4-Methylumbelliferone exerts anti-tumor effects in a dependent and independent manner to hyaluronan synthesis inhibition in human glioblastoma cells

Abstract

4-methylumbelliferone (4MU) is a non toxic coumarins derivative that shows anti-tumoral effects on several neoplasms. Despite being widely used as hyaluronan (HA) synthesis inhibitor, HA-independent effects have been recently reported. HA is the main glycosaminoglycan of extracellular matrix and it is strongly involved in tumor progression, favoring cell proliferation and migration, processes that are directly related with glioblastoma, the most common primary tumor of central nervous system. Given that current therapy for this type of cancer is ineffective and highly toxic, new drugs are required for glioblastoma treatment. Our hypothesis is that 4MU exerts anti-tumoral effects on glioblastoma as a consequence of dependent as well as independent mechanisms of hyaluronan synthesis.
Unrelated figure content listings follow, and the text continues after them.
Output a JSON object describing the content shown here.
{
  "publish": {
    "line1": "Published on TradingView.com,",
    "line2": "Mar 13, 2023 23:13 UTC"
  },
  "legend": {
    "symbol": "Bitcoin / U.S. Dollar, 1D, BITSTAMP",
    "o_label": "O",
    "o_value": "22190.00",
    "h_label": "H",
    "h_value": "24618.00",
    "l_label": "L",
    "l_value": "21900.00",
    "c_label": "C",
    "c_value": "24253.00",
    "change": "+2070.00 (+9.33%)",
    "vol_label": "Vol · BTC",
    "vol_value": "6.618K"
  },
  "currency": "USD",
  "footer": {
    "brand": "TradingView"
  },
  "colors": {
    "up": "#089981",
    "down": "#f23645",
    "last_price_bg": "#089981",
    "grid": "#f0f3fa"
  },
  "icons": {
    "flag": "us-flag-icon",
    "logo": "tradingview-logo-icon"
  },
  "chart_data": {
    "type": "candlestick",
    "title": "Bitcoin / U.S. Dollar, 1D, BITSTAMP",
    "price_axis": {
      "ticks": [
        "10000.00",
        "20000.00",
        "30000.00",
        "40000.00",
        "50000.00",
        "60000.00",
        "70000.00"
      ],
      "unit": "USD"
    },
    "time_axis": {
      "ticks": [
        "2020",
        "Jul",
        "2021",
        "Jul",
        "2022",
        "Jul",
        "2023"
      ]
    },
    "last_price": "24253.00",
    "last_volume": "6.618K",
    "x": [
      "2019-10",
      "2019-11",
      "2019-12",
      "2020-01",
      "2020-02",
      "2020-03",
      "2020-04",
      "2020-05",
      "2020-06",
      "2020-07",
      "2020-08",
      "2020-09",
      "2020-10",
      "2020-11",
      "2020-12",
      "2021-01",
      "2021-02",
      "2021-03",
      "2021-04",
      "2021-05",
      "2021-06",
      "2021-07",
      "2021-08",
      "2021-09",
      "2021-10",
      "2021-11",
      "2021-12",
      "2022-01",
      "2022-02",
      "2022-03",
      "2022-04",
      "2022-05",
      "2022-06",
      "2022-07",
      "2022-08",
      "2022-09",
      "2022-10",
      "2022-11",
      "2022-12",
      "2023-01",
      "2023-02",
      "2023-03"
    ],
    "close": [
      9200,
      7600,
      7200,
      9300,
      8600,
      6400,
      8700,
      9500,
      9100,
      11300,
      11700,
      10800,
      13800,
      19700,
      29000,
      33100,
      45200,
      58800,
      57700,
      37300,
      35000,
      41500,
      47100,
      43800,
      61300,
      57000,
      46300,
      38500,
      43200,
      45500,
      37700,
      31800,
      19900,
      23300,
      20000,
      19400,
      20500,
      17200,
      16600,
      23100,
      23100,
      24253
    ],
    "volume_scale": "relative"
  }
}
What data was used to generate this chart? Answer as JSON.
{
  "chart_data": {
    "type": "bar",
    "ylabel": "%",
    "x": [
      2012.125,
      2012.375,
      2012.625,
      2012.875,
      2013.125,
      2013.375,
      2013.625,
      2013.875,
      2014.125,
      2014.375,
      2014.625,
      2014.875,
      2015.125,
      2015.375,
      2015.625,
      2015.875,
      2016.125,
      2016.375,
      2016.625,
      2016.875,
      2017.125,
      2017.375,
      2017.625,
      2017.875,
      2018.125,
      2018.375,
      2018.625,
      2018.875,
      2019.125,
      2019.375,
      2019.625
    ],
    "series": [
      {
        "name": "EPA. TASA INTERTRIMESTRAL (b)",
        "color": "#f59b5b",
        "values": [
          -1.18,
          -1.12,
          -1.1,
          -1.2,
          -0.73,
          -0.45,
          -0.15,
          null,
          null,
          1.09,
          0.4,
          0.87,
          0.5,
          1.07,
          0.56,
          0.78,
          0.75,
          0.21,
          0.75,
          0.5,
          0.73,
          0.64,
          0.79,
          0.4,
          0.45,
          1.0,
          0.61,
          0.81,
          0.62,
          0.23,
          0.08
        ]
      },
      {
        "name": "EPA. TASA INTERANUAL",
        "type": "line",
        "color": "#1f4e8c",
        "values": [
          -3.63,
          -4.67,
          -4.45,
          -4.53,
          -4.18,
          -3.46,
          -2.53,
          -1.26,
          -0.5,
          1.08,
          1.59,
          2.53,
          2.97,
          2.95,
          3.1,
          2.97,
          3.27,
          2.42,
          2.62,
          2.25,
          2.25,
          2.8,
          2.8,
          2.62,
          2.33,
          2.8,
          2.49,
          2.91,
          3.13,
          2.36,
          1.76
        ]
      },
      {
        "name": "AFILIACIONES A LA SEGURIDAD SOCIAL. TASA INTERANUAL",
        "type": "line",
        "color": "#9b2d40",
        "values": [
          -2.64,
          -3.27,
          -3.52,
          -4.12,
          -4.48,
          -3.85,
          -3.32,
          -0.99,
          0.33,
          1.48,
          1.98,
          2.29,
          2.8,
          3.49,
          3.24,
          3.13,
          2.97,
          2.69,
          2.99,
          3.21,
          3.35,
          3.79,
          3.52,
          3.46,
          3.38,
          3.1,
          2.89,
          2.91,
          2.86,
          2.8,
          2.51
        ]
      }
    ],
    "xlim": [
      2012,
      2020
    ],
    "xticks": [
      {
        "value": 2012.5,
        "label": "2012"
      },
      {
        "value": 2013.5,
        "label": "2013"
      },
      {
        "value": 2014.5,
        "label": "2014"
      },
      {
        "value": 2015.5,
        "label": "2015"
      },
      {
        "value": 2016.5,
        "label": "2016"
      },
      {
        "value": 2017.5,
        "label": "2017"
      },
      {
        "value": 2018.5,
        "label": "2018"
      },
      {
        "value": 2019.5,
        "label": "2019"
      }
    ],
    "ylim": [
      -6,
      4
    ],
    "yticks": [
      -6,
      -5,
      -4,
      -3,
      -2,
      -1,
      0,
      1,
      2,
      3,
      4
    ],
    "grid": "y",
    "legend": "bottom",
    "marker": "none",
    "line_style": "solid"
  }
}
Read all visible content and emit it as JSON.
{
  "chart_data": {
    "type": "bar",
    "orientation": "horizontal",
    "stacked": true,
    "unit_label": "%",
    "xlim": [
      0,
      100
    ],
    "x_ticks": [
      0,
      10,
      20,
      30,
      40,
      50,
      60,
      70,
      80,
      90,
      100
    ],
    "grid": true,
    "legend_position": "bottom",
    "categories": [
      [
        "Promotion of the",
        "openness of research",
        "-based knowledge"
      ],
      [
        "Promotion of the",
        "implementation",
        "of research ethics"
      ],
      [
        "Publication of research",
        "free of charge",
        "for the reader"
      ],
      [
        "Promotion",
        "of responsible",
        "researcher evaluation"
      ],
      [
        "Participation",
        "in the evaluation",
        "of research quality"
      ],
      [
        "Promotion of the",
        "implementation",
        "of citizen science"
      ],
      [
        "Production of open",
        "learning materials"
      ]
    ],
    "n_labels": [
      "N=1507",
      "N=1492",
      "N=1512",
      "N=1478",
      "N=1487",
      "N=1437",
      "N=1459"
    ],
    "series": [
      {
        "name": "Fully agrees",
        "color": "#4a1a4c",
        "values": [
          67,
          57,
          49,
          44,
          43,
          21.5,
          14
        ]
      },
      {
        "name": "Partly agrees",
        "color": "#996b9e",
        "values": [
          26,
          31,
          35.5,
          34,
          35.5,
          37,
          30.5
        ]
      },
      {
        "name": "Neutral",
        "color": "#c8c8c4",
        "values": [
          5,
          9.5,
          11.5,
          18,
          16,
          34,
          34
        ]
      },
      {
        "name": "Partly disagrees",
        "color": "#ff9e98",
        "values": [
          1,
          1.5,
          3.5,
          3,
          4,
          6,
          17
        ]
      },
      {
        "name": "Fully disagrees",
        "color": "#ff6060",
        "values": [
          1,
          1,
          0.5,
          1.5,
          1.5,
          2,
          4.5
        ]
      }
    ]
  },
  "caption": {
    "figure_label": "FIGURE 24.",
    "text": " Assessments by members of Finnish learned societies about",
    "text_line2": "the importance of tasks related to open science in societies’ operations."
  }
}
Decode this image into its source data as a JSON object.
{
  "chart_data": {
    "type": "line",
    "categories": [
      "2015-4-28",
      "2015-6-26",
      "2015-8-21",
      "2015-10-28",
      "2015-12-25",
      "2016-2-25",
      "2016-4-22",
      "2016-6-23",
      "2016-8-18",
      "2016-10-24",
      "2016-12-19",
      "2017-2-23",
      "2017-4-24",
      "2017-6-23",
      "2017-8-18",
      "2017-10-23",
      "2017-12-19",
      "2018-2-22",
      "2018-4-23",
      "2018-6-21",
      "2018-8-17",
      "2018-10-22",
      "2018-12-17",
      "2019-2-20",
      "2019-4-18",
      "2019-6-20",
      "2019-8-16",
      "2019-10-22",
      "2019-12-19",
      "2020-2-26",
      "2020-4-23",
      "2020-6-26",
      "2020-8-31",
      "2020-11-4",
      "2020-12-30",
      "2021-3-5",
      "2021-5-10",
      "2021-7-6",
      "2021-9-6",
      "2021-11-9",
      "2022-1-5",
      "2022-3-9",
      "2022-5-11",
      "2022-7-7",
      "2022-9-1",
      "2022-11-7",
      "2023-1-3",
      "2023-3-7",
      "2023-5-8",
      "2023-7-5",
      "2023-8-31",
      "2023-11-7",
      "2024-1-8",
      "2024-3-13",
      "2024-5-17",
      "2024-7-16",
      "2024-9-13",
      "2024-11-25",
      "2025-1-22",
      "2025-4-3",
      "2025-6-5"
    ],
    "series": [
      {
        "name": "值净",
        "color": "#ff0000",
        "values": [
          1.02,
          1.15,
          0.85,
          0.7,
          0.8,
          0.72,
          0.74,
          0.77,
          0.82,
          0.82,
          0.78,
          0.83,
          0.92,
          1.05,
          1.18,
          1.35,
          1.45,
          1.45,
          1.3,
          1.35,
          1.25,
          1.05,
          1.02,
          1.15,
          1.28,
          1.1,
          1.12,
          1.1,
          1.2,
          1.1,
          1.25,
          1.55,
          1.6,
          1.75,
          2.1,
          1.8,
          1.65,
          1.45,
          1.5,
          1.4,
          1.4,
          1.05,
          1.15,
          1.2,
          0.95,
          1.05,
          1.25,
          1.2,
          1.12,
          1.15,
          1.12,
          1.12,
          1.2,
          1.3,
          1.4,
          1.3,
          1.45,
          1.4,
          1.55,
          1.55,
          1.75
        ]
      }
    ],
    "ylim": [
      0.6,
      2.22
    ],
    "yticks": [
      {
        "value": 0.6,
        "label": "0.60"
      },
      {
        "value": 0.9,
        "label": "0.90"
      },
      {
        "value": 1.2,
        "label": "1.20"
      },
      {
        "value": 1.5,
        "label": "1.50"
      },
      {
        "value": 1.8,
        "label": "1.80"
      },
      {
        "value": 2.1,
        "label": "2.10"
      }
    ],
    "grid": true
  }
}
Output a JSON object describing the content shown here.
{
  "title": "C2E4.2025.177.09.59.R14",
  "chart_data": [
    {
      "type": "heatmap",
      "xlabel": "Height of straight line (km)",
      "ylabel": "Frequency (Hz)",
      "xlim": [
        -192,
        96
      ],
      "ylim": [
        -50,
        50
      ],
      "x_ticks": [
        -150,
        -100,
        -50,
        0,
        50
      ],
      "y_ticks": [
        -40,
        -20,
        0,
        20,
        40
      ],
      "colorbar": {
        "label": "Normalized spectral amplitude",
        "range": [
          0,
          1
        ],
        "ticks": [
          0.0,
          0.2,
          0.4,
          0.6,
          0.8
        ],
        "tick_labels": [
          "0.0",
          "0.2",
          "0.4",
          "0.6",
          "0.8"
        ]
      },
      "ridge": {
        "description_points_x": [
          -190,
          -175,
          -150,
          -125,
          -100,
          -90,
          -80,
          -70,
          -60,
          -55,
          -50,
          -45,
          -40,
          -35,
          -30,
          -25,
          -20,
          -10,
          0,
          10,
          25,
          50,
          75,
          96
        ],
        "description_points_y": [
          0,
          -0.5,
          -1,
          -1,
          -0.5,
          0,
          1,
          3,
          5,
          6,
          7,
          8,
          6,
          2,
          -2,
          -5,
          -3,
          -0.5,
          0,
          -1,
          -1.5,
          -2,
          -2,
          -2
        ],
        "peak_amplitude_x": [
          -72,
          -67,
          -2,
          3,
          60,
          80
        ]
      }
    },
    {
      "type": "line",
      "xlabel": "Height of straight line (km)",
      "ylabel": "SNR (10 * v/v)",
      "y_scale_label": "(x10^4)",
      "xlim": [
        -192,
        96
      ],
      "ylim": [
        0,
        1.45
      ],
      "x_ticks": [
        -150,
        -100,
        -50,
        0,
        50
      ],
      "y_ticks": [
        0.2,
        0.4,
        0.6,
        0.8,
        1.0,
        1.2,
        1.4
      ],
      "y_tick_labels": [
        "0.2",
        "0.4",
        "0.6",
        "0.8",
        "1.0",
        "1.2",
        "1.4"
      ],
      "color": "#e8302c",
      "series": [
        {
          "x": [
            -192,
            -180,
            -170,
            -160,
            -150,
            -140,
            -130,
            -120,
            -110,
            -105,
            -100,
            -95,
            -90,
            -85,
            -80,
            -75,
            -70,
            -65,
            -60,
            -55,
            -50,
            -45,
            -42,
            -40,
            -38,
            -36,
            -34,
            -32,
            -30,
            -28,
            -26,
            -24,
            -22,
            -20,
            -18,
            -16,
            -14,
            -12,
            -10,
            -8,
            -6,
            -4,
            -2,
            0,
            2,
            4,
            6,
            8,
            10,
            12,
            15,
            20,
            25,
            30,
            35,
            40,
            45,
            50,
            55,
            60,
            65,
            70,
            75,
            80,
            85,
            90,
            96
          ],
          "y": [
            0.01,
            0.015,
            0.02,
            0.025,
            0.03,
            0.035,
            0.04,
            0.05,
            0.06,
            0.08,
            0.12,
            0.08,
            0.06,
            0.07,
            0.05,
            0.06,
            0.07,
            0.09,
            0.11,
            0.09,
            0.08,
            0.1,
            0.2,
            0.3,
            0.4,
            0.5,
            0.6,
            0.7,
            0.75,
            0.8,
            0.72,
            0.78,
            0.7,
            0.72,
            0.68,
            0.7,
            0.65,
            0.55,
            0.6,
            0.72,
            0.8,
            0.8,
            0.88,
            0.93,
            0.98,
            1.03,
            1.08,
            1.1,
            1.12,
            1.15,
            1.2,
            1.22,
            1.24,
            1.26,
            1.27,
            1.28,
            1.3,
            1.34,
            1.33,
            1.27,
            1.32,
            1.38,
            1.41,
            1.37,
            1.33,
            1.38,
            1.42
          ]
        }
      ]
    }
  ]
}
Therefore, the aim of this work was to evaluate the effect of 4MU, alone and in combination with hyaluronan, on cell migration and metabolic as well as metalloprotease (MMP) activity in LN229 and U251 human glioblastoma cell lines. Metabolic activity was evaluated by XTT assay, migration by wound healing assay, MMPs activity by zymography and cell death by FDA/PI using flow cytometry. 4MU reduced metabolic activity in a dose dependent manner in both cell lines (p<0.05), however this drug slightly modified the percentage of PI+ LN229 and U251 cells. Besides, 4MU decreased gap closure and MMP-2 activity in both cell lines (p<0.05). Furthermore, the addition of HA partially prevented the 4MU effect on migration and MMP-2 activity (p<0.05) without modifying metabolic activity respect to 4MU alone in LN229 and U251 cells. In conclusion, we demonstrate that 4MU anti-tumoral effects on glioblastoma cell migration and MMP-2 activity seem to be dependent of hyaluronan synthesis inhibition, while 4MU effect on metabolic activity showed signs of being independent of hyaluronan metabolism. Altogether, these results highlight the potential use of 4MU for glioblastoma therapy.